In the short story the Theme of the Traitor and the Hero, Jorge Luis Borges employs multiple literary devices, although some may be difficult to identify depending upon the translation used or understanding Borges’s style. The initial literary devices appear in the first several paragraphs when Borges begins in the first person but subsequently moves to an omniscient (all-seeing, all-knowing) third person narrator. For example, he writes, “ . . . I have imagined the following argument . . . ” and, “Kilpatrick was a conspirator, a secret and glorious captain of conspirators” (Borges para 1-2). In this way, Borges seamlessly transitions from the first person to third person.
Moving on, Borges uses allusion throughout the story, especially with regard to literary references. Examples abound in the following from Borges:
Julius Caesar, too, as he walked toward the place where the knives of his friends awaited him, was handed a message, which he never got to the point of reading, in which the treason was declared, and the names of the traitors given. In her dreams, Caesar's wife, Calpurnia, saw a tower, which the Senate had dedicated to her husband, fallen to the ground. (para 3)
He ponders the decimal history imagined by Condorcet; the morphologies proposed by Hegel, Spengler, and Vico; the characters of Hesiod, who degenerate from gold to iron. He considers the transmigration of souls, a doctrine which horrifies Celtic belles-lettres and which the very same Caesar attributed to the Britannic Druids; he thinks that before the hero was Fergus Kilpatrick, Fergus Kilpatrick was Julius Caesar. (para 3)
While Borges’s use of punctuation may seem grammatically incorrect, when examining his prose closely, it becomes clear he deftly manipulates commas, semi-colons, colons, and periods to provide subtle parallelism and repetition. To illustrate this, pay attention to the use of semi-colons to shorten lengthy sentences into more manageable phrases in the section below:
Nolan carried out his orders: before the gathering as a whole, he announced that the traitor was Kilpatrick himself. He demonstrated the truth of his accusation with irrefutable proofs; the conspirators condemned their president to death. The latter signed his own death sentence; but he implored that his condemnation not be allowed to hurt the fatherland. (para 6)
Not only does this quote exhibit parallelism but also, especially when read aloud, there is a cadence and rhythm to Borges prose that is nearly poetic.
Additional repetition, and a smidgen of alliteration, exist within the story. In paragraph two Borges employs repetition and alliteration:
Has transpired, we should say, for although the narrator is contemporary, the narrative related by him occurred toward the middle or beginnings of the nineteenth century.

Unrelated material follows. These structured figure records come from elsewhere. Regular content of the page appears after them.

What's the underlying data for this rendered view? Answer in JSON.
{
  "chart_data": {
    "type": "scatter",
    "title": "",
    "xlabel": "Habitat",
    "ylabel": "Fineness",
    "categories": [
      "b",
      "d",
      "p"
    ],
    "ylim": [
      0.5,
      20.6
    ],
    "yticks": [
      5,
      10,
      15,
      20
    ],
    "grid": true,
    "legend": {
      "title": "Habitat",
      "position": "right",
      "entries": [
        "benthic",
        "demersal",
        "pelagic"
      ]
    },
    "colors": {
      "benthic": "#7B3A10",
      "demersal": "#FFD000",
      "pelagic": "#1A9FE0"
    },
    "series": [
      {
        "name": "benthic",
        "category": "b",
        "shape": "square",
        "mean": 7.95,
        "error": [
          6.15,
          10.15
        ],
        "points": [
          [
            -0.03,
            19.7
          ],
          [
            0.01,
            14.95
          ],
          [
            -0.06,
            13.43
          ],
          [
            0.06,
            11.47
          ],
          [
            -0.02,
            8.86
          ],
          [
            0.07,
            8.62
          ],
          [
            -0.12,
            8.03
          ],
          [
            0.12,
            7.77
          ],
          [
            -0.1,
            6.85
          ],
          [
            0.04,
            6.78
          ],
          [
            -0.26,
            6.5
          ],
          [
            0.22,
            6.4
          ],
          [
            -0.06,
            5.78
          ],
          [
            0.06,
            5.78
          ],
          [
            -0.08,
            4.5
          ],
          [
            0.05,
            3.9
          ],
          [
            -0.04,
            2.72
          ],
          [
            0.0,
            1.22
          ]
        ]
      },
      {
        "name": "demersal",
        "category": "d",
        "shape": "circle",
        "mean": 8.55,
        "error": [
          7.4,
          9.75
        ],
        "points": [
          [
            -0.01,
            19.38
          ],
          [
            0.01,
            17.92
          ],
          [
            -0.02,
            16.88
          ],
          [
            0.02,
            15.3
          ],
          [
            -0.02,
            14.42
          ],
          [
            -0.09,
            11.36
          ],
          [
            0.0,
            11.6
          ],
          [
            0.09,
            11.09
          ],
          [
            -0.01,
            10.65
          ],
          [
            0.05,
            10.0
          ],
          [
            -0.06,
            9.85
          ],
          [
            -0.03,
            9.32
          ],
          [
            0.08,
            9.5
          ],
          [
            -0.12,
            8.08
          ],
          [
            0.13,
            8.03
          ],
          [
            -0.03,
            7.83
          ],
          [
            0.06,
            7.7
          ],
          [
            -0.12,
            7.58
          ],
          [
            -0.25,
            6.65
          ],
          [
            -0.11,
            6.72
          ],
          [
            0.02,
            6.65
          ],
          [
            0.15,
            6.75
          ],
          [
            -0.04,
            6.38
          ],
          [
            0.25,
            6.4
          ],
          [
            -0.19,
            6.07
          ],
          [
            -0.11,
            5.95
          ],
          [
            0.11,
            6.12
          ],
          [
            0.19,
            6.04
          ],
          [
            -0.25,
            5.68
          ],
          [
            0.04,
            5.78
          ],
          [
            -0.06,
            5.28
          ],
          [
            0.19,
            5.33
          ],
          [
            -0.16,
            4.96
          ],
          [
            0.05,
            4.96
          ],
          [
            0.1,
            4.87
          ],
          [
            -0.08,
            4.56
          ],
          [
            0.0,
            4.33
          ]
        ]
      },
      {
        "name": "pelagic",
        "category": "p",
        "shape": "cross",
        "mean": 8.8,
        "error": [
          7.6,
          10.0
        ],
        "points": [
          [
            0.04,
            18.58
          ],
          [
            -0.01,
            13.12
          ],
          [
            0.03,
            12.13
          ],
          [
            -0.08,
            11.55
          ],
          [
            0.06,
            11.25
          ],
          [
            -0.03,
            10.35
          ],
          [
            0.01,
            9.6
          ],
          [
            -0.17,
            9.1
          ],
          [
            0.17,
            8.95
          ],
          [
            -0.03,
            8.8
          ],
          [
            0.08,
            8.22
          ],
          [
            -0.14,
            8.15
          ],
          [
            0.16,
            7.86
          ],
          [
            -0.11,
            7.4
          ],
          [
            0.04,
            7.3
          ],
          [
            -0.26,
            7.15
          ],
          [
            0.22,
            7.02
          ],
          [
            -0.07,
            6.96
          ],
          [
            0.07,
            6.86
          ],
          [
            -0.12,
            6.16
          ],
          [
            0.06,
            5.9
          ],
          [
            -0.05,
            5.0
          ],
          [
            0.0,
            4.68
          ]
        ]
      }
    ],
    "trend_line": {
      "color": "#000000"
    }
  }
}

Let us say, for purposes of narration, that it was in Ireland, in 1824. The narrator is named Ryan. (Borges)
Borges uses variations of "narrator" four separate times in this short passage.
Furthermore, within the allusions Borges employs similes, as in the following:
Kilpatrick was a conspirator, a secret and glorious captain of conspirators; he was like Moses in that, from the land of Moab, he descried the Promised Land but would not ever set foot there, for he perished on the eve of the victorious rebellion which he had premeditated and conjured. (para 3)
When reading Borges work, look for the following additional literary devices: metaphor, imagery, caesuras, and asyndeton.